Russia's downgrade: what consequences will have sanctions on the economy?

Will Russia's downgrade affect the economy?

In the last month, the world geopolitical order has been upset by the conflict between Russia and Ukraine. Russia has militarly invaded the country following geopolitical tensions lasting since 2014. The international community's reaction foreshadows a series of harsh sanctions, especially economic ones, which could cause progressive economic isolation of Russia.

We asked Christian Raimondo, Rating analyst at modefinance, what the consequences of the sanctions that NATO countries imposed on Russia might impact on the international economy.

Raimondo says: 

A first consequence was the downgrade of Russia's creditworthiness by the world's most important rating agencies. 

The three big rating agencies Moody's, Fitch, and Standard & Poor's, starting from February 25th have continually revised the ratings assigned to Russia's creditworthiness, forecasting a serious risk of default. The Country already risked bankruptcy on March 16th, when a 117 million payment on bonds issued by the Russian State was due. The actual refund in dollars, and not in rubles as Moscow had initially planned, avoided default, anyway not preventing a further downgrade of Russia by the Standard & Poor's rating agency. According to S&P evaluation, the Country is just two steps above default (CC).

What could be the impact on Russia?

To understand the impact of the sanctions on the Russian economy, it's worth analyzing the state of health of Russian business enterprises. An analysis of a sample of 50,000 Russian companies reveals that their overall state of health before the outbreak of the war was good, despite the effects of the pandemic.
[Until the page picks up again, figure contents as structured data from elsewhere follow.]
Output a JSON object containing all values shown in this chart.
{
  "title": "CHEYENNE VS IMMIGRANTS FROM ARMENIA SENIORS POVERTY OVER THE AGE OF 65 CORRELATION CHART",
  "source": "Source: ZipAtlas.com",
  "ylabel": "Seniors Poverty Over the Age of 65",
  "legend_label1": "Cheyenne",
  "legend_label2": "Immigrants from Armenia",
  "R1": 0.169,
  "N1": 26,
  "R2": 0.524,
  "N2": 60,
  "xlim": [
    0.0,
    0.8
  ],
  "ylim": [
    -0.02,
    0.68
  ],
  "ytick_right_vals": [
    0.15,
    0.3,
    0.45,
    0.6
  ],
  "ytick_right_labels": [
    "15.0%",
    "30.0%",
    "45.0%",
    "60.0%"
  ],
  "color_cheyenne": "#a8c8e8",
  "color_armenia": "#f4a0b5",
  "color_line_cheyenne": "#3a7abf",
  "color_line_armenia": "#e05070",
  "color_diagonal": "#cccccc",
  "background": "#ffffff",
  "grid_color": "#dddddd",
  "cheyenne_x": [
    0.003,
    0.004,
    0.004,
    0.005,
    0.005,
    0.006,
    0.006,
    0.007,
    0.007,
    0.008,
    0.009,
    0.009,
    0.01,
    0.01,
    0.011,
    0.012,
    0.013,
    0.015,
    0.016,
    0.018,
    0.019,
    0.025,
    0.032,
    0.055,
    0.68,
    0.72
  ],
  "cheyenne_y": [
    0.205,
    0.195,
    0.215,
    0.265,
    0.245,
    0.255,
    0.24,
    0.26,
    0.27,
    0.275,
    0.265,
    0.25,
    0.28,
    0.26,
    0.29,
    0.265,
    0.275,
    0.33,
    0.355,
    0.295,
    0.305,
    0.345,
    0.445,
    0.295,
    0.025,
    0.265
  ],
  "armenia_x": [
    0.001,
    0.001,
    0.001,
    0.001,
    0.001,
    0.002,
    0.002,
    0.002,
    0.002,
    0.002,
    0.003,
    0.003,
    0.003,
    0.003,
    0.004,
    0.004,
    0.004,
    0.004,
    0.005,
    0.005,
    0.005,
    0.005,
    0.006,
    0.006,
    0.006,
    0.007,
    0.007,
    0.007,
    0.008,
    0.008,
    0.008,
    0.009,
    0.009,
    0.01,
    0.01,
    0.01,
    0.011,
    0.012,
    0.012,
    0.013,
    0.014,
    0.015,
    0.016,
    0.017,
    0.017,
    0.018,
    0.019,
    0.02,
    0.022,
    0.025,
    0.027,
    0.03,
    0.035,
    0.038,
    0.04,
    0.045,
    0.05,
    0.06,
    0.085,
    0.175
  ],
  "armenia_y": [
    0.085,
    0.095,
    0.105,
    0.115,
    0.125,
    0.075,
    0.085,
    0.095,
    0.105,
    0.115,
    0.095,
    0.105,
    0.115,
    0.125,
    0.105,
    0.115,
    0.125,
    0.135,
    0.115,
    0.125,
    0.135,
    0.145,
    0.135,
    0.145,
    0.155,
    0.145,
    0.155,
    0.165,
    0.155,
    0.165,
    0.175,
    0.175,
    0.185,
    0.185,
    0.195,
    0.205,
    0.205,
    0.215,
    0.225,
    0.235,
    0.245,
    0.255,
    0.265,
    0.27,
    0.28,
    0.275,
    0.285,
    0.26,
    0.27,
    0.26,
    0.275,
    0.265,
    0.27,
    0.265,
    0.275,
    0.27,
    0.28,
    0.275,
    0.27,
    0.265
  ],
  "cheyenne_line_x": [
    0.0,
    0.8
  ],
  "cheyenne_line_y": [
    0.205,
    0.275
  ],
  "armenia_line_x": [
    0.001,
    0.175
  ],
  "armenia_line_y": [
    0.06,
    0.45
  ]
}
In 2020, explains Raimondo: 

Over 43% of Russian companies of the sample confirmed their creditworthiness. The distribution by rating class shows 35.56% of companies fall between classes B and BB, while 48.21% of companies obtained a rating between BBB and AAA, thus revealing  that the state of health of Russian companies before the war was overall good.

Distribution graph of Russian companies per rating class

The consequences of sanctions of the Crimean War

Quantifying the consequences of possible economic sanctions against Russia is tough, but we can look at what happened in 2014 in a similar, albeit less dramatic, scenario. In 2014 the political crisis between the two nations over the Crimean Peninsula ended with Russian military intervention and the entry of Crimea into the Russian Federation. The EU responded with economic sanctions ranging from a ban on the importation of goods, restrictions on trade and investment, and a ban on the export of certain goods and technologies. Despite the sanctions applied by the European Community, "Russian companies did not suffer any serious consequences", says Raimondo, 

The distribution of Russian companies [...] shows that in 2014 the creditworthiness of the sample analyzed remained little changed overall. 

Russian companies remained virtually immune to the sanctions applied, and any relevant deterioration has been detected. It's worth to remember that the rating assigned to Russia by the agencies did not undergo any upheaval at that time, remaining close to BBB (first investment grade), albeit with a negative outlook.

The consequences of war on the international economy?

Although Russia might have prepared itself to resist the sanctions by accumulating currency reserves over the years,

the freezing of the Russian Central Bank's foreign currency reserves risks being the real move to destabilize the Russian economy, making Moscow unable to support the rouble on international markets" - said Raimondo

The situation is unstable and it's not clear yet which consequences the  economic isolation of Russia will impact on other countries. Italy especially could suffer above all from the so-called 'return sanctions': as a matter of fact, Italian companies export more than 7.1 billion euros toward Russia every year. The main sectors involved are the clothing sector, the machinery and equipment industry, the chemical and food sector.